Клайв Баркер - Книги крови III—IV: Исповедь савана
— Йоханссон? — повторял Карнеги. — Это ты? Йоханссон?
Отвечали лишь обезьяны.
Уэллес устроил в двух раковинах костры из материалов по проекту «Слепой мальчик» и запалил их. Они радостно вспыхнули. Дым, жар и копоть заполнили большое помещение, сгустились в воздухе. Когда огонь как следует разгорелся, он засунул туда все пленки, какие смог отыскать. Некоторые ленты исчезли, однако предполагаемый вор мог увидеть на них лишь несколько путаных сцен превращения подопытного. Суть дела скрывалась за кадром. Теперь, когда дневники и формулы сожжены, осталось только вылить в раковину остатки препарата и уничтожить животных.
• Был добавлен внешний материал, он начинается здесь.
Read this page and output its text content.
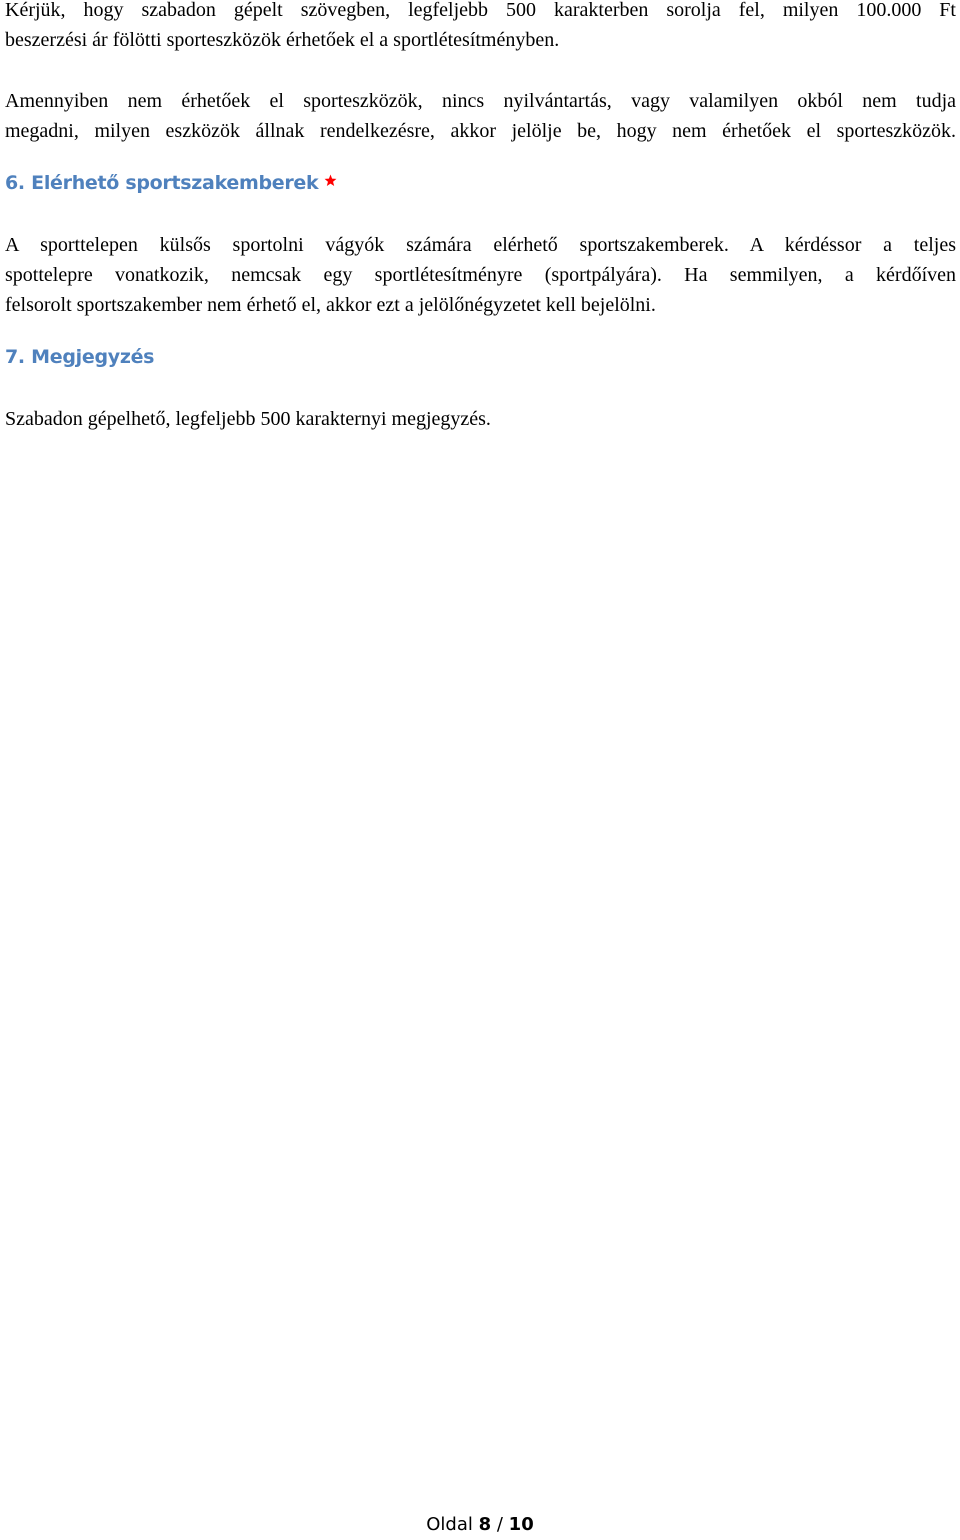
Kérjük, hogy szabadon gépelt szövegben, legfeljebb 500 karakterben sorolja fel, milyen 100.000 Ft
beszerzési ár fölötti sporteszközök érhetőek el a sportlétesítményben.

Amennyiben nem érhetőek el sporteszközök, nincs nyilvántartás, vagy valamilyen okból nem tudja
megadni, milyen eszközök állnak rendelkezésre, akkor jelölje be, hogy nem érhetőek el sporteszközök.

6. Elérhető sportszakemberek

A sporttelepen külsős sportolni vágyók számára elérhető sportszakemberek. A kérdéssor a teljes
spottelepre vonatkozik, nemcsak egy sportlétesítményre (sportpályára). Ha semmilyen, a kérdőíven
felsorolt sportszakember nem érhető el, akkor ezt a jelölőnégyzetet kell bejelölni.

7. Megjegyzés

Szabadon gépelhető, legfeljebb 500 karakternyi megjegyzés.

Oldal 8 / 10
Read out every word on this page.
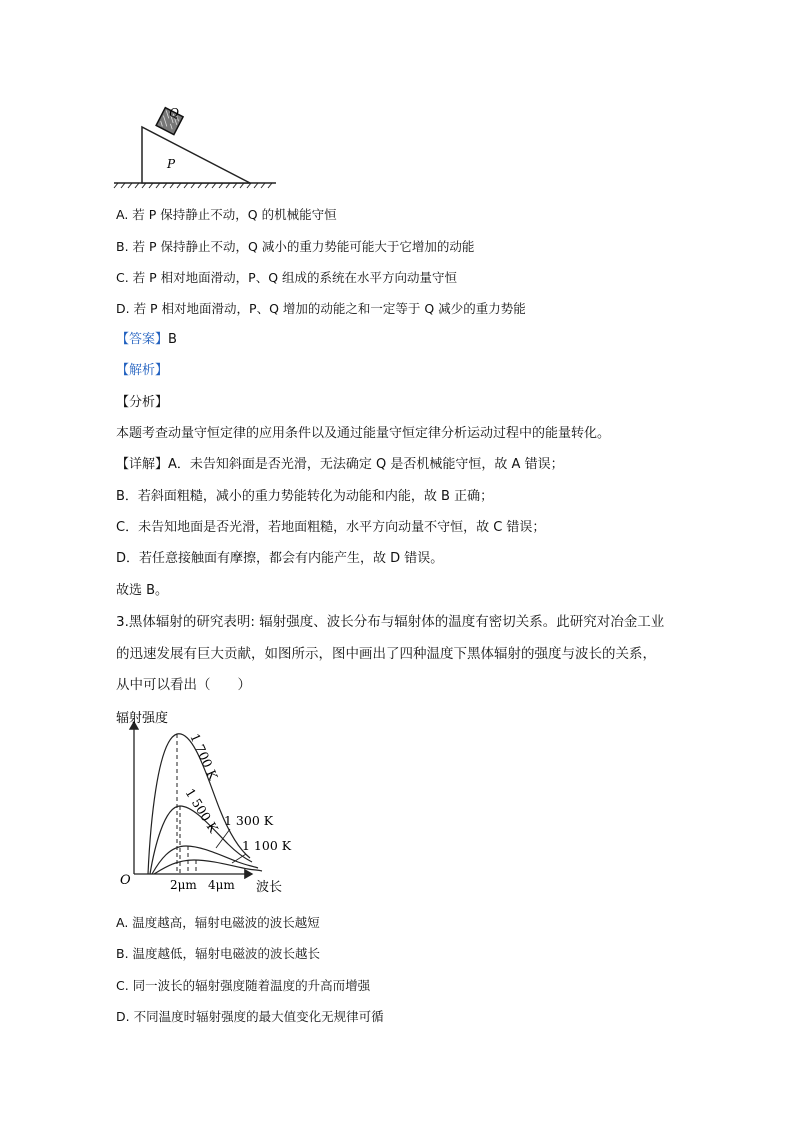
Q
P
A. 若 P 保持静止不动，Q 的机械能守恒
B. 若 P 保持静止不动，Q 减小的重力势能可能大于它增加的动能
C. 若 P 相对地面滑动，P、Q 组成的系统在水平方向动量守恒
D. 若 P 相对地面滑动，P、Q 增加的动能之和一定等于 Q 减少的重力势能
【答案】B
【解析】
【分析】
本题考查动量守恒定律的应用条件以及通过能量守恒定律分析运动过程中的能量转化。
【详解】A．未告知斜面是否光滑，无法确定 Q 是否机械能守恒，故 A 错误；
B．若斜面粗糙，减小的重力势能转化为动能和内能，故 B 正确；
C．未告知地面是否光滑，若地面粗糙，水平方向动量不守恒，故 C 错误；
D．若任意接触面有摩擦，都会有内能产生，故 D 错误。
故选 B。
3.黑体辐射的研究表明: 辐射强度、波长分布与辐射体的温度有密切关系。此研究对冶金工业
的迅速发展有巨大贡献，如图所示，图中画出了四种温度下黑体辐射的强度与波长的关系，
从中可以看出（　　）
辐射强度
波长
O	2μm 4μm
1 700 K
1 500 K 1 300 K
1 100 K
A. 温度越高，辐射电磁波的波长越短
B. 温度越低，辐射电磁波的波长越长
C. 同一波长的辐射强度随着温度的升高而增强
D. 不同温度时辐射强度的最大值变化无规律可循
Он приготовил серию шприцев, наполненных смертельной дозой яда, и методично принялся за дело. Эта разрушительная работа его успокоила. Он не жалел о том, как все повернулось. Начиная с первого мига паники — когда он беспомощно наблюдал, какое чудовищное воздействие оказывает на Джерома сыворотка «Слепой мальчик», — и до нынешнего последнего акта разрушения события складывались в один закономерный процесс. Он зажег эти огни, он и уничтожил все, что связано с научными изысканиями. Он стал апостолом века Желания, новым Иоанном-пустынником. Эта мысль полностью овладела Уэллесом. Не обращая внимания на протестующие крики обезьян, он доставал их из клетки, одну за другой, чтобы ввести смертельную дозу. Он уже расправился с тремя и открыл клетку, чтобы вынуть четвертую, когда в проеме двери появилась фигура. Воздух так заполнился дымом, что невозможно было понять, кто это. Однако оставшиеся в живых обезьяны, казалось, узнали пришедшего: они прекратили спариваться и приветственно завизжали.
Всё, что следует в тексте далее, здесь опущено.